Soft, chewy, ginger-y and wait…there’s no gluten? Oh yeah.  Recipe courtesy of Meriem Kouar from Culinary Couture.

Ingredients

  • 2-1/4 cups Gluten Free 1-to-1 Baking Flour
  • 1 tsp Baking Soda
  • 1/4 tsp Salt
  • 1 tsp Ground Cinnamon
  • 1-3/4 tsp Ground Ginger
  • 1 tsp ground allspice
  • 3/4 cup Unsalted Butter melted and browned
  • 1 cup Dark Brown Sugar packed
  • 1 Egg
  • pinch Vanilla Powder or 1 tsp vanilla extract
  • 1/4 cup Molasses
  • 1/4 cup Granulated Sugar for rolling
  • 9 oz White Chocolate chopped
  • Candy Sprinkles optional

Instructions

  1. In a medium-sized bowl, whisk together flour, baking soda, salt, cinnamon, ginger, and allspice.
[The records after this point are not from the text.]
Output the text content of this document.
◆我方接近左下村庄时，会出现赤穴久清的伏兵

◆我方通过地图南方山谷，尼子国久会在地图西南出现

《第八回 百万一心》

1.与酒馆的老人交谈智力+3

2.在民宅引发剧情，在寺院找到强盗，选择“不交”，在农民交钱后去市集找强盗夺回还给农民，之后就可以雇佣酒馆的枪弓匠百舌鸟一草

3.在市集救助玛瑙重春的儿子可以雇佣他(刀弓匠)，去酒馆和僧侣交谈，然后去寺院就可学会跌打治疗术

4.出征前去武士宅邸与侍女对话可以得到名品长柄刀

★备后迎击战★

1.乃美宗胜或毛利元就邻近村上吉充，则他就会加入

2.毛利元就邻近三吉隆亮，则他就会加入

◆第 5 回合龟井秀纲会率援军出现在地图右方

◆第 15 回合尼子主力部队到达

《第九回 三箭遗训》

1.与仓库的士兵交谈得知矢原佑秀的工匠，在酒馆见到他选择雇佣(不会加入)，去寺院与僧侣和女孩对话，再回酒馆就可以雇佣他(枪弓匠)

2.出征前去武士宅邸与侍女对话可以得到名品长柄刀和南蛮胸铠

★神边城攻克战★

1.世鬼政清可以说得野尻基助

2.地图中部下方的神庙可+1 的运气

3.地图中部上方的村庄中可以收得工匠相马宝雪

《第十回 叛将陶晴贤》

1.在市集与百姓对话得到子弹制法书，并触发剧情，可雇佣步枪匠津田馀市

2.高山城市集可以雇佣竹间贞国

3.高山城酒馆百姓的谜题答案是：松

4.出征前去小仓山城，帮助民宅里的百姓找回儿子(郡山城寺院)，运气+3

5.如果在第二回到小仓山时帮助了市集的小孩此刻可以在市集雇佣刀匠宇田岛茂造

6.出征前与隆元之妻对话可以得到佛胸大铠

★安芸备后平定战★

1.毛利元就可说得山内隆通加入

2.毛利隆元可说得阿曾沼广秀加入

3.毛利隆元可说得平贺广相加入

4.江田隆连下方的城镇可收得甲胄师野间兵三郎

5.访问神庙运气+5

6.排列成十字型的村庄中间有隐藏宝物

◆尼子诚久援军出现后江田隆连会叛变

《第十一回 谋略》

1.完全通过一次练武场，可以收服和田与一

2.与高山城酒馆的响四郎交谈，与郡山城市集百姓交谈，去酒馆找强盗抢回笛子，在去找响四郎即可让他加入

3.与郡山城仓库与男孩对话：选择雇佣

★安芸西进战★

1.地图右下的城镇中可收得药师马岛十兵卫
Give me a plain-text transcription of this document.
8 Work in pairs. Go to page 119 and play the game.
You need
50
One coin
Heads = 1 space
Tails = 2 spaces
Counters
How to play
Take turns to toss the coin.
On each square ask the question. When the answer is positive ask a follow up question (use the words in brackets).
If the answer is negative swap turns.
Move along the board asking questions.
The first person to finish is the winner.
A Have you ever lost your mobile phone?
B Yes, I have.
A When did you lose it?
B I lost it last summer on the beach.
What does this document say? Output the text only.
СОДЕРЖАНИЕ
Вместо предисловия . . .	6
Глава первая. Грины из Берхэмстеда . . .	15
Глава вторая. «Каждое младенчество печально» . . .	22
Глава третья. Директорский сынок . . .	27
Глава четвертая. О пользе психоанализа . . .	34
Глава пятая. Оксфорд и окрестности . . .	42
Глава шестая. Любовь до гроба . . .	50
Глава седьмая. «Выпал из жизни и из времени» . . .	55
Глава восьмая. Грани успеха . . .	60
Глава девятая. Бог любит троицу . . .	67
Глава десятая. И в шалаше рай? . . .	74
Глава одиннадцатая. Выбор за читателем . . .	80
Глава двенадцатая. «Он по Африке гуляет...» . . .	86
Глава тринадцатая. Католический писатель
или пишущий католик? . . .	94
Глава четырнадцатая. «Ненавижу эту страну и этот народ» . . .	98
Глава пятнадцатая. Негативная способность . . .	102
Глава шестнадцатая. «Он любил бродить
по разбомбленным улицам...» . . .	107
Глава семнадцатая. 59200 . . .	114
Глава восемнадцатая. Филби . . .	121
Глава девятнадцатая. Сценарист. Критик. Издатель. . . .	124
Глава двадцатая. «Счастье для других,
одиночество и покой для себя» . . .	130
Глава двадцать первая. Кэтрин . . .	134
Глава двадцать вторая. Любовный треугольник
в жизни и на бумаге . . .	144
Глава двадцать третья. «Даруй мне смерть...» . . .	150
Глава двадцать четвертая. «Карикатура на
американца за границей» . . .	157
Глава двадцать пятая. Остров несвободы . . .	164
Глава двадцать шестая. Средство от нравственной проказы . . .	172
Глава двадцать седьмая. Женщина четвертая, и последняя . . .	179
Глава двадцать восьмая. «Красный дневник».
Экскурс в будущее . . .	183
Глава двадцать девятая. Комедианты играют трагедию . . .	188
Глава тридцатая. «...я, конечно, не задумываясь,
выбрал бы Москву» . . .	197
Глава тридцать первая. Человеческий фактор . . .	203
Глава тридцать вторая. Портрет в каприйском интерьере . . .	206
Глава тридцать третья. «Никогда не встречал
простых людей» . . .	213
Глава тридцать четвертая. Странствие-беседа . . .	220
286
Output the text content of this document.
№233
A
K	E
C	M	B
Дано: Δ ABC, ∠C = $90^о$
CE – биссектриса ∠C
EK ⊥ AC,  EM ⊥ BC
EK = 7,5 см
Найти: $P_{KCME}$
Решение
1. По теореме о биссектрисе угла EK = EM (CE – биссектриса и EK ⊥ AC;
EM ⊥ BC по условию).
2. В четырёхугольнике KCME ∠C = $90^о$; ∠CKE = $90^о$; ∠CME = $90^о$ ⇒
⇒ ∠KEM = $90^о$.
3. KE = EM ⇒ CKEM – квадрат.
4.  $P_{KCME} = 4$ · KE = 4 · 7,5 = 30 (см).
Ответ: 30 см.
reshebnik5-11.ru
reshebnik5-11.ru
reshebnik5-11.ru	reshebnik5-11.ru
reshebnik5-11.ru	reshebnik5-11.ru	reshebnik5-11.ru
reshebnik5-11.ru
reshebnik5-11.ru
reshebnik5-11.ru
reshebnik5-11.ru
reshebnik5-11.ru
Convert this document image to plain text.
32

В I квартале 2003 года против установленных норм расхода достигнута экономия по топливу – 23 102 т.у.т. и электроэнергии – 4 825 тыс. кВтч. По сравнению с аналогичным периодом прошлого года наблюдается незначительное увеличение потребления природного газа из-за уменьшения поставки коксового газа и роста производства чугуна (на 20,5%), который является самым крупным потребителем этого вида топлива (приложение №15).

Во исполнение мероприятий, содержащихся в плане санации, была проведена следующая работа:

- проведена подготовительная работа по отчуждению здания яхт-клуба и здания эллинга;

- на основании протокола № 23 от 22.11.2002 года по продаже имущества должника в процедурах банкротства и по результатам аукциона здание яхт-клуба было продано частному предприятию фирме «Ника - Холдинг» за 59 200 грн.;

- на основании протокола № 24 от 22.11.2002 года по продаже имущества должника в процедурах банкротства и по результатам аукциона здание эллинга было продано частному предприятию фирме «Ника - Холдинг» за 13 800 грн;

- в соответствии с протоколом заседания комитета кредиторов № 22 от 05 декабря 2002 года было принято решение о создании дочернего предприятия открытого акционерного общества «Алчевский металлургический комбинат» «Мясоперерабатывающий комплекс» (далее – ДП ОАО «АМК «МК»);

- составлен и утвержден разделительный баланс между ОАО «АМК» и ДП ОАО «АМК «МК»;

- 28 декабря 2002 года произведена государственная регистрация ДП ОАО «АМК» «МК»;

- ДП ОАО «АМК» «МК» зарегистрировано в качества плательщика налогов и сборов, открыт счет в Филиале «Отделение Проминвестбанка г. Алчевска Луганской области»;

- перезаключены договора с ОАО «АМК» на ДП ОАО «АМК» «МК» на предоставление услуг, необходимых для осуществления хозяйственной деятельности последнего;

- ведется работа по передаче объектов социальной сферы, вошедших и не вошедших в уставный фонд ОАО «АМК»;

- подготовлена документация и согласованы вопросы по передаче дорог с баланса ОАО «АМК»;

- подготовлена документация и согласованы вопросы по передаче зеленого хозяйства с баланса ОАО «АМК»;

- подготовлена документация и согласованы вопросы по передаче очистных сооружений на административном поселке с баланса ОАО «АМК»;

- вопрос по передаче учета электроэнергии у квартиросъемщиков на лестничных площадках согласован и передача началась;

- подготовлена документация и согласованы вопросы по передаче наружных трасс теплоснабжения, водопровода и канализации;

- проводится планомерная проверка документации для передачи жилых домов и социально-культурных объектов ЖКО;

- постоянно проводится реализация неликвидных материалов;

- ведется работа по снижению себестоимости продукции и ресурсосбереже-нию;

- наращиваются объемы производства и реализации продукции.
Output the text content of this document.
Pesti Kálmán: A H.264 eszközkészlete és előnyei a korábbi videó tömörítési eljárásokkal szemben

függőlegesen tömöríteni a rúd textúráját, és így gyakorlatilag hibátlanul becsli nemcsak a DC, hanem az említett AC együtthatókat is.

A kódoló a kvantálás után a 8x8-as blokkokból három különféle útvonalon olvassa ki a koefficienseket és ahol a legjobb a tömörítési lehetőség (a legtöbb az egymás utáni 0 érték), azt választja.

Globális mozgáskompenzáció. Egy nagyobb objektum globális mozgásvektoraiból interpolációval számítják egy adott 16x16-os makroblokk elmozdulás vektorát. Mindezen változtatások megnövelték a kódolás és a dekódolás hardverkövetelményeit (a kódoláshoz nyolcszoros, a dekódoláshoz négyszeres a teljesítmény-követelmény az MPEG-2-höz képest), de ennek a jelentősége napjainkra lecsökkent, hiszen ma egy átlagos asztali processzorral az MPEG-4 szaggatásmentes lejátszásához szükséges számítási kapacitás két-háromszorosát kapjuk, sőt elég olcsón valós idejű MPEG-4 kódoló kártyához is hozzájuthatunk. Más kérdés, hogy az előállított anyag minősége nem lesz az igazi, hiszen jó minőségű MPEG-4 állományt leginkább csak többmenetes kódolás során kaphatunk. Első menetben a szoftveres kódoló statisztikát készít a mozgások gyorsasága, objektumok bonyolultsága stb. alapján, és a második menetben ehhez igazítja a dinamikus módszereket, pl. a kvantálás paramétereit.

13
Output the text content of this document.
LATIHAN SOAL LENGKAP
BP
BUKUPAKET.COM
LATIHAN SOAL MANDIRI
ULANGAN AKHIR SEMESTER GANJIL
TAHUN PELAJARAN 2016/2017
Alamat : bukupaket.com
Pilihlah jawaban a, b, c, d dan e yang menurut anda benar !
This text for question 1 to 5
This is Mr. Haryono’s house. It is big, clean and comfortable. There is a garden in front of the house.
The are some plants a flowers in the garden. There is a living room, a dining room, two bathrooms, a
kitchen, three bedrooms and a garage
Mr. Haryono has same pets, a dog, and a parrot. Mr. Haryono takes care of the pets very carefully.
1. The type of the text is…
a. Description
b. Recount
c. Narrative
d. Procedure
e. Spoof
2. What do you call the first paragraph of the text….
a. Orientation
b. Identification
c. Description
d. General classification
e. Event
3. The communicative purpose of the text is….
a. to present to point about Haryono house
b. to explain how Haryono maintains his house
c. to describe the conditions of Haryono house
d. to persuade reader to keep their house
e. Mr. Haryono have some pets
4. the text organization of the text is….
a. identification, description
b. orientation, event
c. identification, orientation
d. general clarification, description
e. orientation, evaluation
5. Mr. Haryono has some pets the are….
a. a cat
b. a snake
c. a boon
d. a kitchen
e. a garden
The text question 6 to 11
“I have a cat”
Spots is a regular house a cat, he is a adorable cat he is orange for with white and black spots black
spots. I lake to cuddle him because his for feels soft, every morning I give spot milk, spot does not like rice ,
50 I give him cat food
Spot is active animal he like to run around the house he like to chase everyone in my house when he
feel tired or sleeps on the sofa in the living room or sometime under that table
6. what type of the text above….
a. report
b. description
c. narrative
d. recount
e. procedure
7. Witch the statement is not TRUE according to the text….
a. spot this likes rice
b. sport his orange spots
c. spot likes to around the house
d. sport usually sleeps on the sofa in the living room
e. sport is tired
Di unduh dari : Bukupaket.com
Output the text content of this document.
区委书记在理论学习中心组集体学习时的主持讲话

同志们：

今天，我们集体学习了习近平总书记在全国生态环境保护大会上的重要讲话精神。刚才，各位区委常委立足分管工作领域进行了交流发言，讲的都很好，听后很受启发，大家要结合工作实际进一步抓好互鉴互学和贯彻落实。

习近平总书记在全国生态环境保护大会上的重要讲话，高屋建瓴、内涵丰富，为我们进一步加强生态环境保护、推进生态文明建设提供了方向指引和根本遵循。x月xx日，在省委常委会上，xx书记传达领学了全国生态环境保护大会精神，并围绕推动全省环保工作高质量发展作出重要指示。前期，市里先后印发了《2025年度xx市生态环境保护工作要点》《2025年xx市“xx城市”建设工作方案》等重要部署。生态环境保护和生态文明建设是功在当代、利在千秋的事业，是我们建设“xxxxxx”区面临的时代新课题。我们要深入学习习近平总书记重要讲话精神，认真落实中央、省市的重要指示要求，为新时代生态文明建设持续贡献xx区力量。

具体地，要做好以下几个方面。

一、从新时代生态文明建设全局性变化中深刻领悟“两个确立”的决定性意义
Set aside.
  2. In a medium saucepan, over medium heat, melt and brown butter until it foams and gives off a nutty aroma. Set aside to cool slightly.
  3. In the bowl of a stand mixer, fitted with a paddle attachment, add brown sugar and browned butter. Beat together for 1-2 minutes until smooth and creamy. Add egg, vanilla, and molasses, and beat until well-incorporated.
  4. Remove bowl from stand mixer, and gradually fold in dry ingredients with a spatula. Transfer dough to a refrigerator to chill for 15 minutes. Preheat oven to 350 degrees F.
  5. Pour 1/4 cup granulated sugar into a small bowl.
  6. Remove chilled dough from refrigerator and use a medium-cookie scoop to scoop out equal sized portions of dough. Roll portions into balls, then roll the balls in the sugar to coat.
  7. Place balls on a non-stick cookie sheet and bake in preheated oven for 9-10 minutes. Let cool on cookie sheet for 1 minute, then transfer to a wire rack to cool completely.
  8. In a microwave or over a double boiler, melt white chocolate until smooth. Dip cookies into melted chocolate and top with sprinkles if desired. Place cookies on a sheet of wax paper and allow the chocolate to set up at room temperature.